10 Best Female Solo Artists
These 10 best female solo artists represent a variety of genres and eras. But the one constant these women share is a drive and originality that sets them apart from the rest of the pack.
- Aretha Franklin. The Queen Of Soul deserves her title. Outside of pop, rock or folk, there is perhaps no other female solo artist as popular in the 60's, having hits like "R.E.S.P.E.C.T." She continues to deliver lyrics in a powerful and emotional way that automatically makes any song she's singing hers alone for that moment.
- Janis Joplin. She proved that white women could sing the blues and that female solo artists could rock. Hailing from working class, coastal Port Arthur, Texas, she turned her southern twang into an urgent rasp that worked just as well on slower numbers ("Mercedes Benz") and soul-rockers ("Piece Of My Heart").
- Patti Smith. A godmother of punk rock, this solo artist burst into the music world in 1975. The complex wordplay in her lyrics reflects her poet background, although her most well-known songs are covers ("Gloria" and "Because The Night") with her own added lines. With her untrained vocal style reminiscent of a rough mix of 60's girl groups and Mick Jagger, sound and feeling merge.
- Cat Power. Emerging in the mid-90's, Chan Marshall (solo artist stage name Cat Power) has gone from minimalist folk and rock to full-on soul. Her earthy, breathy, smokey singing voice manages to sound ethereal as well. It works best anchored by her own primitive, distinctive see-saw guitar or piano but also when backed by a full blues band.
- Bessie Smith. Popular in the 20's and 30's, she was one of the first female solo artist blues stars. Under her wing, the blues was fleshed out with jazzy flair. But it kept the standard themes of alcohol and double entendres. She sang in a boisterous manner with extended notes.
- Bjork. She is the best known musical solo artist export from Iceland. To call her eccentric would be an understatement. But the flamboyant make-up and costumes don't hide a lack of talent. Her voice is fragile and childlike but also coy and sexual. Some songs have angular electronica while others have a meditative pulse. She even recorded an acapella record as layered as any other. She is pure theater in musical form.
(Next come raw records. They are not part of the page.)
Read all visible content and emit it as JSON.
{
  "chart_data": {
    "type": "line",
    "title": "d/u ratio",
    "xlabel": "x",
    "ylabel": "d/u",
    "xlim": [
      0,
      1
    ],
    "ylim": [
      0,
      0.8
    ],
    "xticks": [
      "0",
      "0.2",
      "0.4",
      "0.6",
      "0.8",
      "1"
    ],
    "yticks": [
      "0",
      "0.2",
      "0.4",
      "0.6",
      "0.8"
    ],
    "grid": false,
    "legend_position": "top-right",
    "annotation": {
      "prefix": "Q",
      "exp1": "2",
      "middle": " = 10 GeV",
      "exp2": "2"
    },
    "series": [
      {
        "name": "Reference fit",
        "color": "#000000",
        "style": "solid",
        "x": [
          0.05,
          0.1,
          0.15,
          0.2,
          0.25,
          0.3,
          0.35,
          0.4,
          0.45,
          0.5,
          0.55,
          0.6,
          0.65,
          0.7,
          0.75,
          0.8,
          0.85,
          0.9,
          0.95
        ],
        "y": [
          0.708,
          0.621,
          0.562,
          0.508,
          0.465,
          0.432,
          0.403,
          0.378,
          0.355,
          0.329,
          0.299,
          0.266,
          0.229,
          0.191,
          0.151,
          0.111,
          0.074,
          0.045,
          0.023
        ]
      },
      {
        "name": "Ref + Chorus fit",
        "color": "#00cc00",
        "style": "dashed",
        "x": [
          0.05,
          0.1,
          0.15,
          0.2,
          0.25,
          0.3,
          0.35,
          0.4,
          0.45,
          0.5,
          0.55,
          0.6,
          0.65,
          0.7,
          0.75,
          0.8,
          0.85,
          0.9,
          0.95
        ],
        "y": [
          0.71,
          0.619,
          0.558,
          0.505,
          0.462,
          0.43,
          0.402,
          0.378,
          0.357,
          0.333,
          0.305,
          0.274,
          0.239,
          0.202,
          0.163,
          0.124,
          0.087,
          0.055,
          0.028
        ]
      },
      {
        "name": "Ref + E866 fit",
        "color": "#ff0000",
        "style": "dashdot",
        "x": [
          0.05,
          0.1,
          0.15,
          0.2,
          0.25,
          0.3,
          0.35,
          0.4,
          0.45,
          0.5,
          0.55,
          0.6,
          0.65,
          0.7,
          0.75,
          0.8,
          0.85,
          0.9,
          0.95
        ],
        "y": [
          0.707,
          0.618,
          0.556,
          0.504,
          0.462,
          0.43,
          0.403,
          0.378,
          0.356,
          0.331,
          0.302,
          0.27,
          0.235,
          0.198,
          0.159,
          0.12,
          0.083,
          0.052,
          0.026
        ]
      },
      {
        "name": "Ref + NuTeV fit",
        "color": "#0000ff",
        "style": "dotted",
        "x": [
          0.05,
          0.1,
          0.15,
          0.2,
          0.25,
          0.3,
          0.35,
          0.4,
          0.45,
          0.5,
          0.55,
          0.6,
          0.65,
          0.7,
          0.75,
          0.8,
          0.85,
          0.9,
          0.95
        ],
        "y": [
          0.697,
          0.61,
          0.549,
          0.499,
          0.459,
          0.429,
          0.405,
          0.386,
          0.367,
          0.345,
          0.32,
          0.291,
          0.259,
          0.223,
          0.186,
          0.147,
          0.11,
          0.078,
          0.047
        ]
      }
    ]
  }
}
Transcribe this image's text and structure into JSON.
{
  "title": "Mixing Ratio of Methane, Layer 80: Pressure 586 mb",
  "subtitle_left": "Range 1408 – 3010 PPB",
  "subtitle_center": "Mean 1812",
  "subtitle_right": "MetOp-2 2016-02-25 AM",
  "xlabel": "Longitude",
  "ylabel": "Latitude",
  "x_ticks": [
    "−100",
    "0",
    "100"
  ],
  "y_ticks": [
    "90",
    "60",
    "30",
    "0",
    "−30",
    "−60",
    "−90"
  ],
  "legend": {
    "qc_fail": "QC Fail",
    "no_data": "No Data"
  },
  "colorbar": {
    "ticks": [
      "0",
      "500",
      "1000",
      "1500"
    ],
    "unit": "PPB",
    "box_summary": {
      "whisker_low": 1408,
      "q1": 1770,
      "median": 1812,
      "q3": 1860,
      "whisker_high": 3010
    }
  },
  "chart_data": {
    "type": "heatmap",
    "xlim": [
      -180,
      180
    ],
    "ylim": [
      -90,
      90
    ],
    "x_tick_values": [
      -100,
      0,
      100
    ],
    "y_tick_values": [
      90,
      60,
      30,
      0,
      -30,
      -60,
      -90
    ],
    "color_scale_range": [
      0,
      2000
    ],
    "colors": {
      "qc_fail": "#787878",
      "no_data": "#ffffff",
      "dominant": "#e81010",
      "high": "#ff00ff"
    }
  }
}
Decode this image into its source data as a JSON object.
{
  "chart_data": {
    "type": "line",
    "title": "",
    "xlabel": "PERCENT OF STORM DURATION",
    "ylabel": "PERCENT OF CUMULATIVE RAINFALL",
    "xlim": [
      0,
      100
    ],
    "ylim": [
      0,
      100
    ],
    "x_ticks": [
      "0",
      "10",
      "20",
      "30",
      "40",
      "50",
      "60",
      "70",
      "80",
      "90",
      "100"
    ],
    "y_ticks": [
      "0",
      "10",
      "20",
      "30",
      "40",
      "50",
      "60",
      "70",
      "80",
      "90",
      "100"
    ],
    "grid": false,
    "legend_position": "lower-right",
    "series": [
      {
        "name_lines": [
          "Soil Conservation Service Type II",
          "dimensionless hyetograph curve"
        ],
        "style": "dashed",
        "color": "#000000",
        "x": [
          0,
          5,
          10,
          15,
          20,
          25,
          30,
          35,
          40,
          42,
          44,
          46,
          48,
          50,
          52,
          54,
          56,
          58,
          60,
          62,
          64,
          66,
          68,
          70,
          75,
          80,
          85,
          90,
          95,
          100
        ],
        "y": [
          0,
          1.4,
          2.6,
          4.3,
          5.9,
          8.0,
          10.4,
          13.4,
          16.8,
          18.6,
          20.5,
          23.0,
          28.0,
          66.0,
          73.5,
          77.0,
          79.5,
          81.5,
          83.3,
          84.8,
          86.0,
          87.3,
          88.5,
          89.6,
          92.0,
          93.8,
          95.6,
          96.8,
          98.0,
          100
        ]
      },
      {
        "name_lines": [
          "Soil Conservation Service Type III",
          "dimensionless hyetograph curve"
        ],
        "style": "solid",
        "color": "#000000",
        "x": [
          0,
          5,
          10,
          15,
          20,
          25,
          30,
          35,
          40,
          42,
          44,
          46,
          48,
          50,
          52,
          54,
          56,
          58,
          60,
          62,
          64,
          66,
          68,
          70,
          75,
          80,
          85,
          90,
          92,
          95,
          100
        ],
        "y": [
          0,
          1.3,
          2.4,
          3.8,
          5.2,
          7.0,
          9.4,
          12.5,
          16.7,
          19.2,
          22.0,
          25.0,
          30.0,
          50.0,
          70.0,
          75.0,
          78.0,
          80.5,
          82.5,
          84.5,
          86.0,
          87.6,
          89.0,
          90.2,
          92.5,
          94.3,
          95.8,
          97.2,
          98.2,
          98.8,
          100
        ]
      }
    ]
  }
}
- Joan Jett. She began her musical career as a teenager in the 70's as the rhythm guitarist with The Runaways, a highly manufactured, though talented, all-girl punk band. When that band fell apart, she started a solo artist career on her own terms. While catchy as pop tunes, her music ("I Love Rock N' Roll" and "Bad Reputation" for example) is as brash as Iggy Pop before her. She shares a similar sneering vocal style with Billy Idol.
- Jenny Lewis. She's also the front-woman of Rilo Kiley. As a solo artist, her music runs from country-flavored folk-rock to the soulful side of John Lennon. She is a master at making both slow ("Melt Your Heart") and up-tempo songs ("Carpetbaggers") catchy. There's a beautiful longing in her clear, flowing vocal style that suggests there's more behind the words she's singing. This makes her like the great country singers from Hank Williams to Emmylou Harris.
- Diamanda Galas. She has a chameleon singing voice that fits many types of music from soul to operatic pieces to avant garde goth-rock. Even on her most mainstream album she sings with a demented warble about insanity, hell, murder, etc. Her fascination with the darker side of life adds the dangerousness and uneasiness to her music that makes it interesting.
- Cyndi Lauper. In the '80s, synth-pop like her's ruled. What set her apart from other solo artists was a celebration of weirdness. The oddly-shaped haircut and the full-size Barbie doll earring were part of who she was and not props. Her songs, like "Girls Just Wanna Have Fun," about teenage rebellion and "She Bop," about self-pleasure, are all sung in her expressive, bright voice. She has maintained a solo artist career of smart pop and even released a blues album in 2010.